Por sua vez, ao fazerem filtragem e prioritização do tráfego dão aos grupos económicos um poder muito grande, e o principio fundador da Internet é que os utilizadores é que devem controlar a rede e não os grupos económicos.

Além disso, em Portugal, um pequeno país, há o perigo de, mesmo aqueles operadores que cá são "grandes", a nível mundial são pequeninos e acabem por morrer na mão dos grandes grupos de comunicações internacionais e que Portugal, como país, perca relevância.

Esta é uma das razões porque a neutralidade da rede é tão importante.
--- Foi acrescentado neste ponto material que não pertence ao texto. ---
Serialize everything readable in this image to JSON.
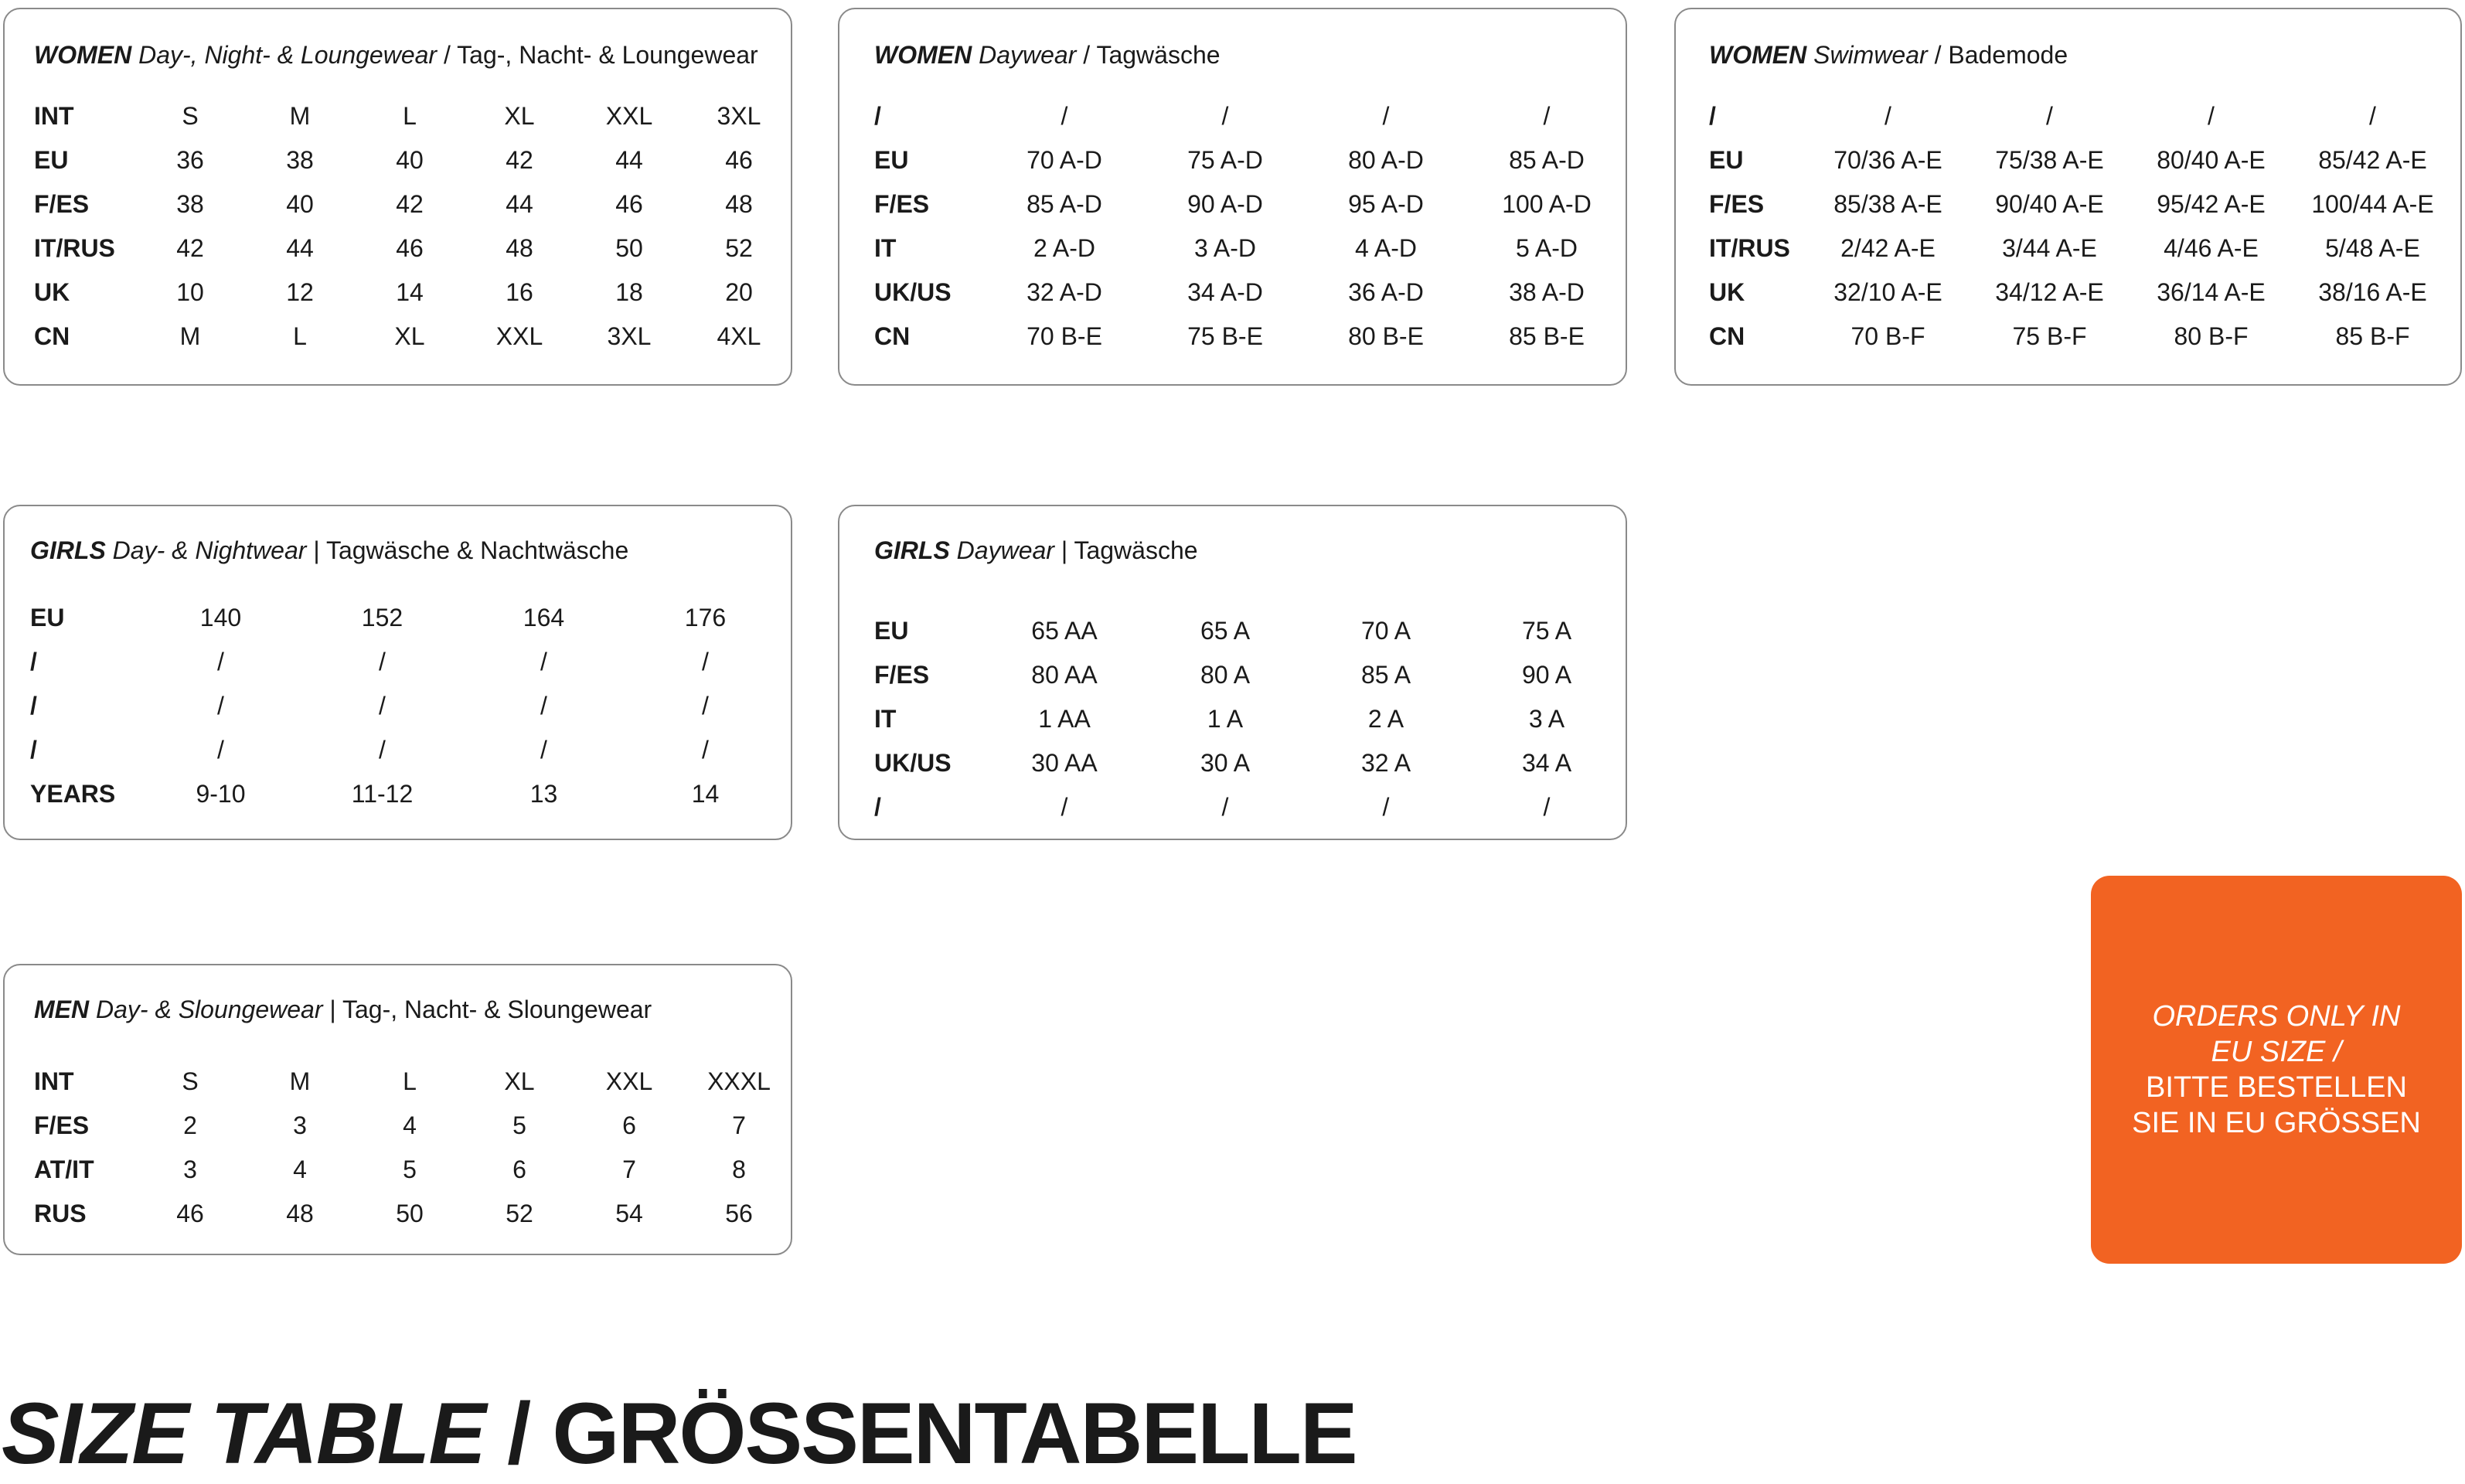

Depois há outras relacionadas com a capacidade de inovação: se a Internet n fosse neutra, como tem sido até agora, era possível que empresas como o Skype nunca tivessem aparecido, porque quando os operadores percebessem o perigo que os seus serviços representavam para eles poriam logo à partida uma série de restrições.

Por isso, há um medo fundamentado de que retirar a neutralidade à Internet possa contribuir para diminuir a inovação que lhe está associada.

TeK: Cabe à lei garantir a neutralidade da Internet?

Pedro Veiga:
Se a regulação do mercado funcionasse bem, chegaria.
Infelizmente isso já se provou que não acontece, é preciso recorrer à lei. A regulação do mercado não tem estado a funcionar, temos de ir para uma iniciativa legislativa. Como princípio não me agrada, mas olhando para a realidade, creio que é a única alternativa que nos resta neste momento.